Survival Analysis is a branch of statistics that helps modeling the time that might take for a particular event to occur¹. Hence, it is often called ‘time-to-event’ analysis. This was majorly used in medical and biological disciplines to study the survival times of patients suffering from major diseases like cancer, organ failure, etc. Gradually, its usage picked up in other fields like economics, machine maintenance, marketing, insurance, etc. Survival curves has always played a key role in Actuarial Sciences to outline the incidence of the demise of a person at different ages given certain health conditions. Based on the probabilities of survival of policyholders, actuaries fix an appropriate insurance premium.

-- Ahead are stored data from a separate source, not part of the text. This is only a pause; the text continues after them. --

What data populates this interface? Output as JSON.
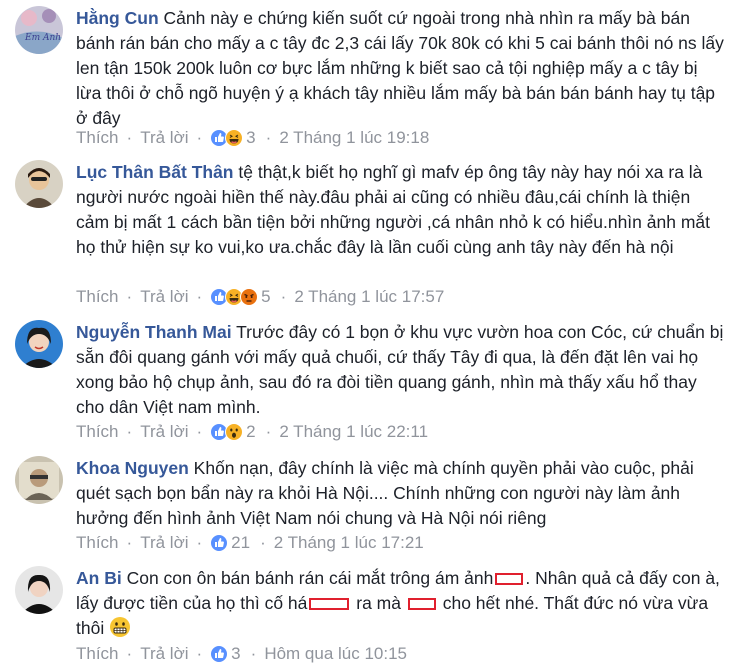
{
  "action_labels": {
    "like": "Thích",
    "reply": "Trả lời",
    "separator": "·"
  },
  "comments": [
    {
      "author": "Hằng Cun",
      "avatar_text": "Em Anh",
      "text": "Cảnh này e chứng kiến suốt cứ ngoài trong nhà nhìn ra mấy bà bán bánh rán bán cho mấy a c tây đc 2,3 cái lấy 70k 80k có khi 5 cai bánh thôi nó ns lấy len tận 150k 200k luôn cơ bực lắm những k biết sao cả tội nghiệp mấy a c tây bị lừa thôi ở chỗ ngõ huyện ý ạ khách tây nhiều lắm mấy bà bán bán bánh hay tụ tập ở đây",
      "reactions": [
        "like-icon",
        "haha-icon"
      ],
      "reaction_count": "3",
      "timestamp": "2 Tháng 1 lúc 19:18"
    },
    {
      "author": "Lục Thân Bất Thân",
      "text": "tệ thật,k biết họ nghĩ gì mafv ép ông tây này hay nói xa ra là người nước ngoài hiền thế này.đâu phải ai cũng có nhiều đâu,cái chính là thiện cảm bị mất 1 cách bần tiện bởi những người ,cá nhân nhỏ k có hiểu.nhìn ảnh mắt họ thử hiện sự ko vui,ko ưa.chắc đây là lần cuối cùng anh tây này đến hà nội",
      "reactions": [
        "like-icon",
        "haha-icon",
        "angry-icon"
      ],
      "reaction_count": "5",
      "timestamp": "2 Tháng 1 lúc 17:57"
    },
    {
      "author": "Nguyễn Thanh Mai",
      "text": "Trước đây có 1 bọn ở khu vực vườn hoa con Cóc, cứ chuẩn bị sẵn đôi quang gánh với mấy quả chuối, cứ thấy Tây đi qua, là đến đặt lên vai họ xong bảo hộ chụp ảnh, sau đó ra đòi tiền quang gánh, nhìn mà thấy xấu hổ thay cho dân Việt nam mình.",
      "reactions": [
        "like-icon",
        "wow-icon"
      ],
      "reaction_count": "2",
      "timestamp": "2 Tháng 1 lúc 22:11"
    },
    {
      "author": "Khoa Nguyen",
      "text": "Khốn nạn, đây chính là việc mà chính quyền phải vào cuộc, phải quét sạch bọn bẩn này ra khỏi Hà Nội.... Chính những con người này làm ảnh hưởng đến hình ảnh Việt Nam nói chung và Hà Nội nói riêng",
      "reactions": [
        "like-icon"
      ],
      "reaction_count": "21",
      "timestamp": "2 Tháng 1 lúc 17:21"
    },
    {
      "author": "An Bi",
      "text_parts": [
        "Con con ôn bán bánh rán cái mắt trông ám ảnh",
        ". Nhân quả cả đấy con à, lấy được tiền của họ thì cố há",
        " ra mà ",
        " cho hết nhé. Thất đức nó vừa vừa thôi"
      ],
      "reactions": [
        "like-icon"
      ],
      "reaction_count": "3",
      "timestamp": "Hôm qua lúc 10:15"
    }
  ],
  "colors": {
    "author": "#365899",
    "meta": "#90949c",
    "text": "#1d2129",
    "like": "#5890ff",
    "haha": "#f7b125",
    "angry": "#e9710f",
    "redact": "#e0202e"
  }
}
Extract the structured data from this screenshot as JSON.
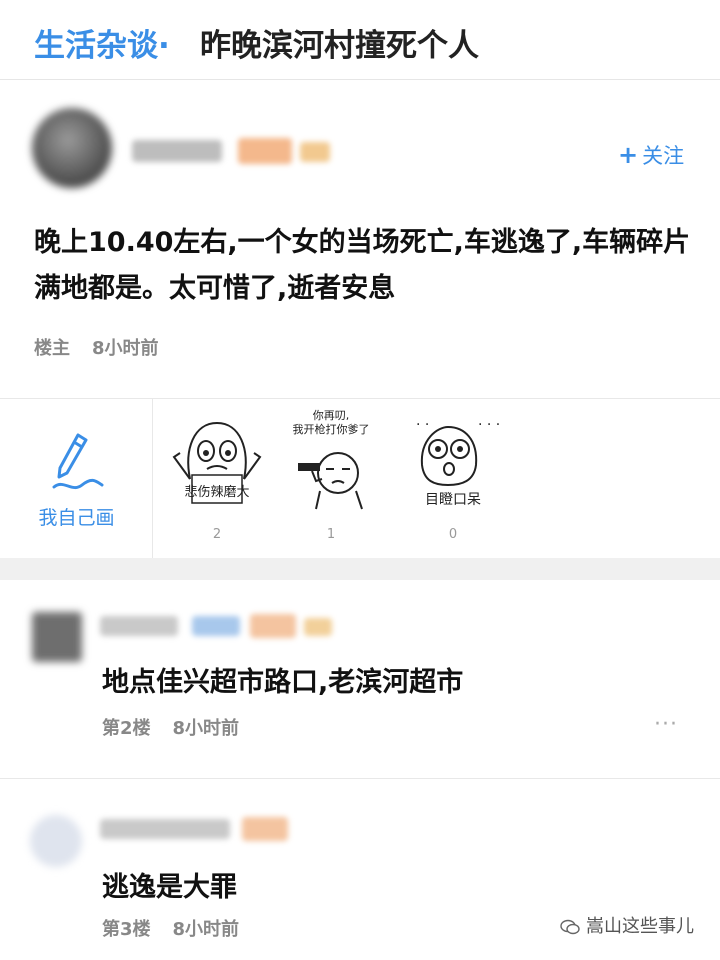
{
  "header": {
    "forum": "生活杂谈",
    "separator": "·",
    "title": "昨晚滨河村撞死个人"
  },
  "post": {
    "follow_label": "关注",
    "follow_icon": "plus-icon",
    "content": "晚上10.40左右,一个女的当场死亡,车逃逸了,车辆碎片满地都是。太可惜了,逝者安息",
    "floor": "楼主",
    "time": "8小时前"
  },
  "stickers": {
    "draw_label": "我自己画",
    "draw_icon": "pen-icon",
    "items": [
      {
        "caption": "悲伤辣磨大",
        "count": "2"
      },
      {
        "caption": "你再叨,\n我开枪打你爹了",
        "count": "1"
      },
      {
        "caption": "目瞪口呆",
        "count": "0"
      }
    ]
  },
  "replies": [
    {
      "text": "地点佳兴超市路口,老滨河超市",
      "floor": "第2楼",
      "time": "8小时前",
      "more": "···"
    },
    {
      "text": "逃逸是大罪",
      "floor": "第3楼",
      "time": "8小时前"
    }
  ],
  "watermark": "嵩山这些事儿"
}
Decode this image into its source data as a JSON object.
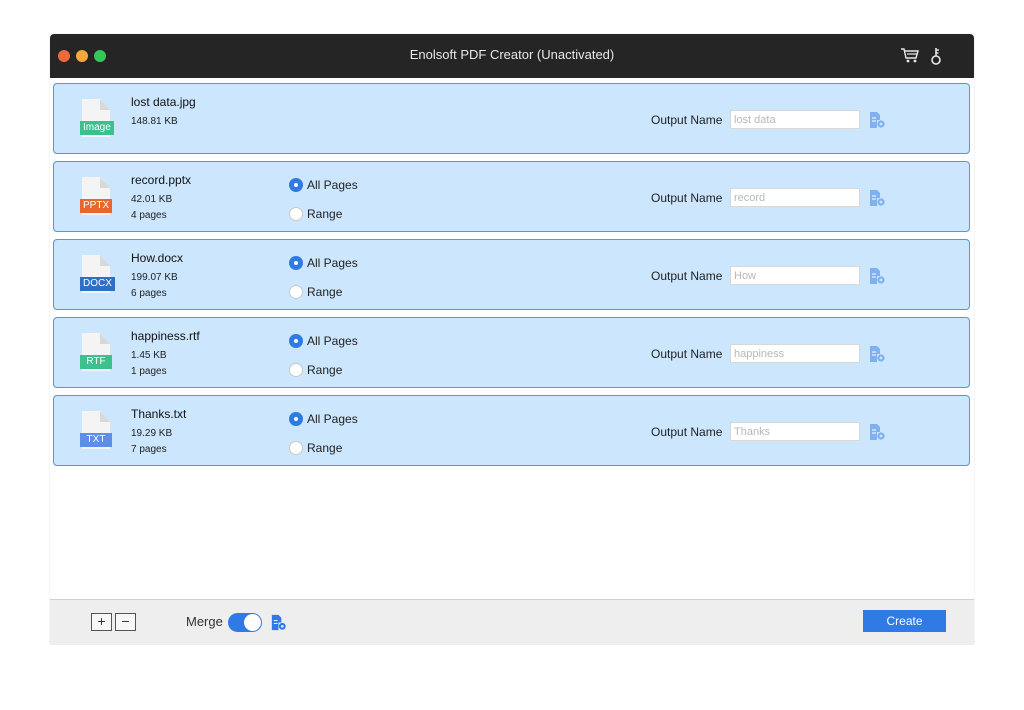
{
  "window": {
    "title": "Enolsoft PDF Creator (Unactivated)",
    "traffic_lights": [
      "close",
      "minimize",
      "zoom"
    ],
    "toolbar_icons": [
      "cart-icon",
      "key-icon"
    ]
  },
  "colors": {
    "titlebar": "#252525",
    "row_background": "#cbe6fd",
    "row_border": "#4f97e8",
    "accent": "#2f7ae5",
    "tag_image": "#3dc08e",
    "tag_pptx": "#e8672d",
    "tag_docx": "#2e6fc8",
    "tag_rtf": "#3dc08e",
    "tag_txt": "#5d8fe8"
  },
  "files": [
    {
      "name": "lost data.jpg",
      "size": "148.81 KB",
      "pages": "",
      "type": "Image",
      "output_label": "Output Name",
      "output_placeholder": "lost data",
      "has_range": false
    },
    {
      "name": "record.pptx",
      "size": "42.01 KB",
      "pages": "4 pages",
      "type": "PPTX",
      "all_pages": "All Pages",
      "range": "Range",
      "selected": "All Pages",
      "output_label": "Output Name",
      "output_placeholder": "record",
      "has_range": true
    },
    {
      "name": "How.docx",
      "size": "199.07 KB",
      "pages": "6 pages",
      "type": "DOCX",
      "all_pages": "All Pages",
      "range": "Range",
      "selected": "All Pages",
      "output_label": "Output Name",
      "output_placeholder": "How",
      "has_range": true
    },
    {
      "name": "happiness.rtf",
      "size": "1.45 KB",
      "pages": "1 pages",
      "type": "RTF",
      "all_pages": "All Pages",
      "range": "Range",
      "selected": "All Pages",
      "output_label": "Output Name",
      "output_placeholder": "happiness",
      "has_range": true
    },
    {
      "name": "Thanks.txt",
      "size": "19.29 KB",
      "pages": "7 pages",
      "type": "TXT",
      "all_pages": "All Pages",
      "range": "Range",
      "selected": "All Pages",
      "output_label": "Output Name",
      "output_placeholder": "Thanks",
      "has_range": true
    }
  ],
  "bottom": {
    "add_label": "+",
    "remove_label": "−",
    "merge_label": "Merge",
    "merge_on": true,
    "create_label": "Create"
  }
}
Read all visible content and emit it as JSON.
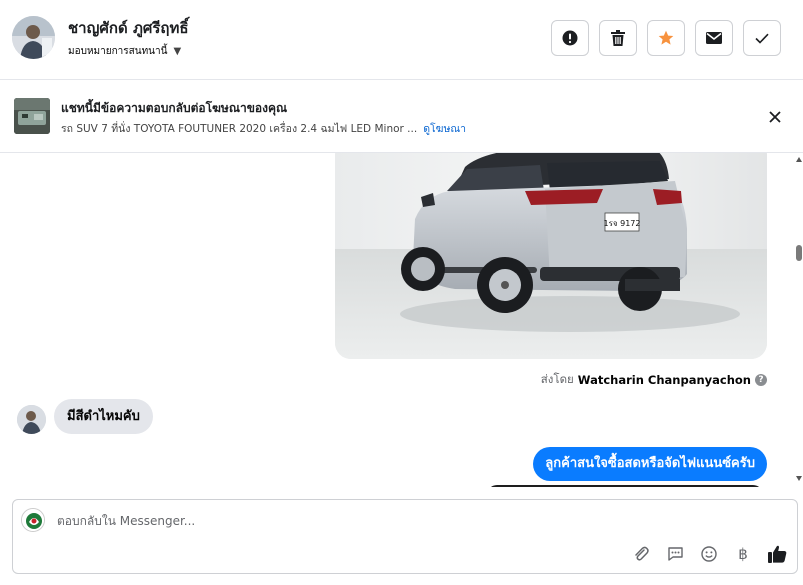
{
  "header": {
    "contact_name": "ชาญศักด์ ภูศรีฤทธิ์",
    "assign_label": "มอบหมายการสนทนานี้",
    "actions": [
      {
        "name": "mark-spam-button",
        "icon": "exclamation-icon"
      },
      {
        "name": "delete-button",
        "icon": "trash-icon"
      },
      {
        "name": "star-button",
        "icon": "star-icon",
        "color": "#f7923e"
      },
      {
        "name": "mark-unread-button",
        "icon": "envelope-icon"
      },
      {
        "name": "mark-done-button",
        "icon": "check-icon"
      }
    ]
  },
  "ad_bar": {
    "title": "แชทนี้มีข้อความตอบกลับต่อโฆษณาของคุณ",
    "subtitle": "รถ SUV 7 ที่นั่ง TOYOTA FOUTUNER 2020 เครื่อง 2.4 ฉมไฟ LED Minor ...",
    "link_label": "ดูโฆษณา"
  },
  "chat": {
    "sent_by_prefix": "ส่งโดย",
    "sent_by_name": "Watcharin Chanpanyachon",
    "help_glyph": "?",
    "license_plate": "1รจ 9172",
    "messages": [
      {
        "direction": "incoming",
        "text": "มีสีดำไหมคับ"
      },
      {
        "direction": "outgoing",
        "text": "ลูกค้าสนใจซื้อสดหรือจัดไฟแนนซ์ครับ"
      }
    ],
    "colors": {
      "outgoing_bubble": "#0a7cff",
      "incoming_bubble": "#e4e6eb"
    }
  },
  "composer": {
    "placeholder": "ตอบกลับใน Messenger...",
    "tools": [
      "paperclip-icon",
      "saved-replies-icon",
      "emoji-icon",
      "baht-icon",
      "thumbs-up-icon"
    ],
    "baht_glyph": "฿"
  }
}
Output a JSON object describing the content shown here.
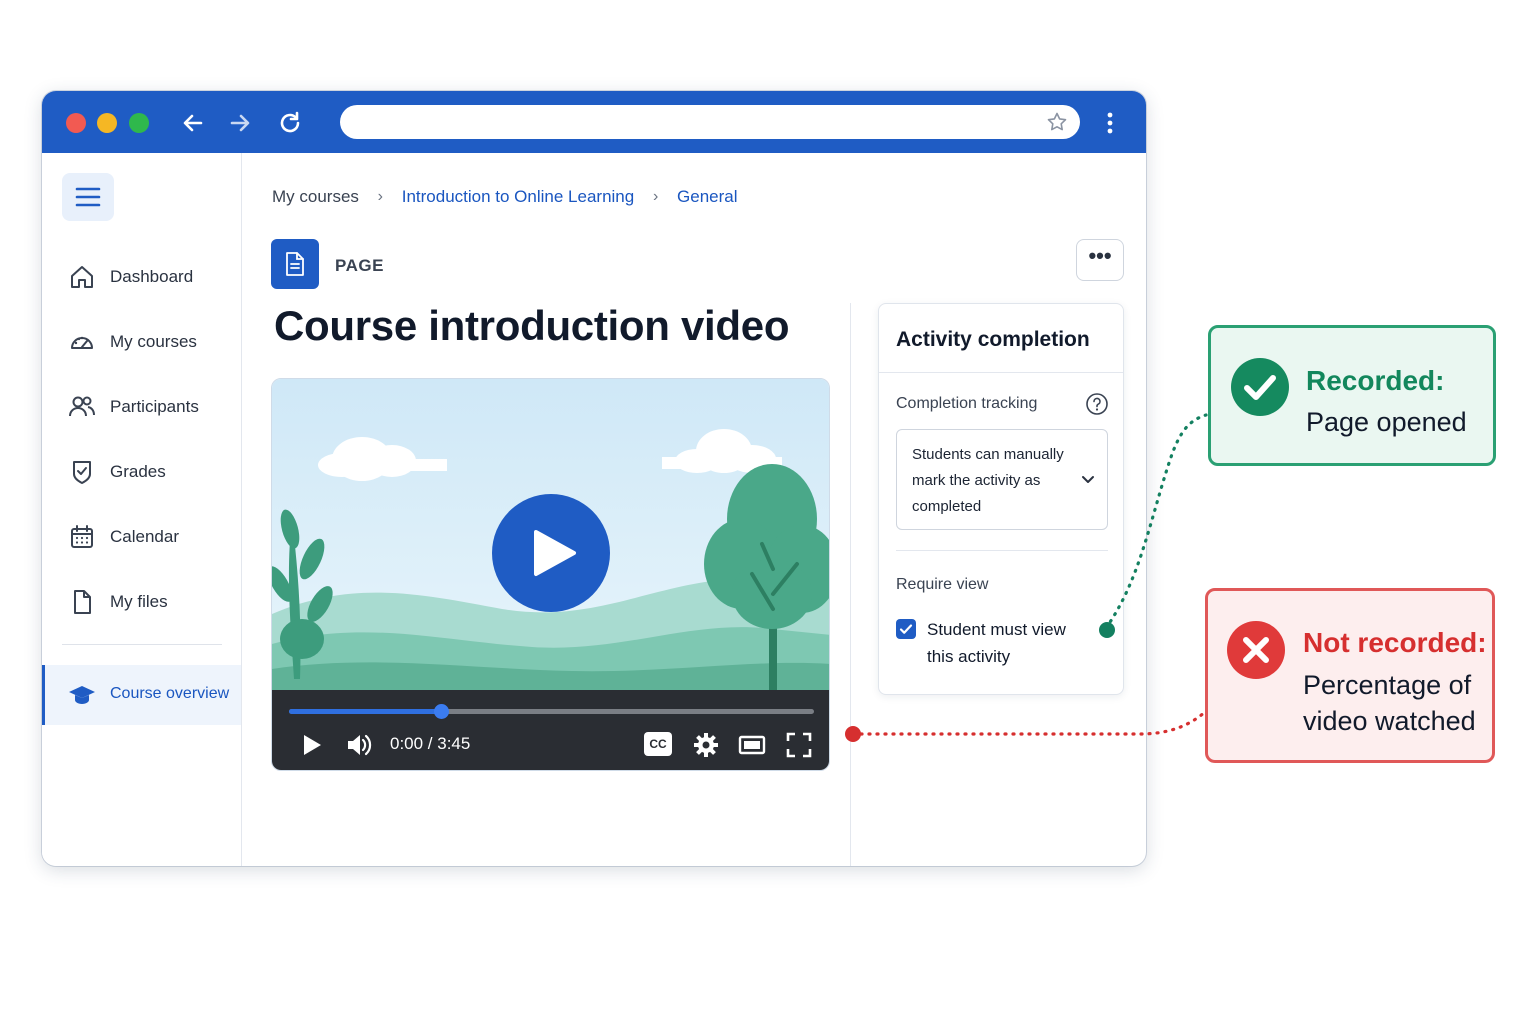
{
  "colors": {
    "chrome": "#1f5cc4",
    "accent": "#1a56c0",
    "recorded": "#12875c",
    "not_recorded": "#d62f2f"
  },
  "browser": {
    "address_value": "",
    "icons": [
      "arrow-left-icon",
      "arrow-right-icon",
      "reload-icon",
      "star-icon",
      "kebab-menu-icon"
    ]
  },
  "sidebar": {
    "items": [
      {
        "label": "Dashboard",
        "icon": "home-icon"
      },
      {
        "label": "My courses",
        "icon": "gauge-icon"
      },
      {
        "label": "Participants",
        "icon": "users-icon"
      },
      {
        "label": "Grades",
        "icon": "shield-check-icon"
      },
      {
        "label": "Calendar",
        "icon": "calendar-icon"
      },
      {
        "label": "My files",
        "icon": "file-icon"
      }
    ],
    "course_overview": {
      "label": "Course overview",
      "icon": "graduation-cap-icon"
    }
  },
  "breadcrumb": {
    "items": [
      "My courses",
      "Introduction to Online Learning",
      "General"
    ]
  },
  "page": {
    "kind": "PAGE",
    "title": "Course introduction video",
    "more_label": "•••"
  },
  "video": {
    "time": "0:00 / 3:45",
    "progress": 0.29,
    "cc_label": "CC"
  },
  "completion": {
    "title": "Activity completion",
    "tracking_label": "Completion tracking",
    "tracking_value": "Students can manually mark the activity as completed",
    "require_view_label": "Require view",
    "checkbox_label": "Student must view this activity",
    "checkbox_checked": true
  },
  "callouts": {
    "recorded": {
      "head": "Recorded:",
      "body": "Page opened"
    },
    "not_recorded": {
      "head": "Not recorded:",
      "body": "Percentage of video watched"
    }
  }
}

Key terms of survival analysis
The following terms are commonly used in survival analysis:
· Event²: Occurrence of death, disease, disease recurrence, recovery from illness, customer churn, etc.
· Time line: The time from the beginning of an observation period to its end (like from the time a customer signs the contract till churn or end of the study)
· Time of event Occurrence (T): Random time at which the event may occur
· Censoring / Censored observations²: Subjects who haven’t encountered an event during the observation time are described as censored. A censored subject may or may not have an event after the end of observation time. An example is a customer who hasn’t yet churned at the time of the study. Such observations are said to be right-censored
· Survival function, S(t): It is the probability that a subject survives longer than a certain time ‘t’ which means,
S(t) = Probability(T > t)
Generally, S(0) = 1 for example, at t = 0 i.e., when a contract has just begun, 100% of the customers will stay in the contract beyond t = 0.
When and where to use?
Survival analysis can be applied,
- In scenarios where time-to-event information can be more beneficial than the information on whether or not an event may occur
- Presence of censored events: It is common in most cases to have subjects who did not experience an event by the end of a study
In problems like:
- What can be the expected lifetime of patients who have undergone a heart transplant?
- How long it might take for a customer to churn
- After how many days might a patient get readmitted after a major medical procedure?
o How long can we expect a user to be on a website?
and many more situations.
Why not logistic/ linear regression models?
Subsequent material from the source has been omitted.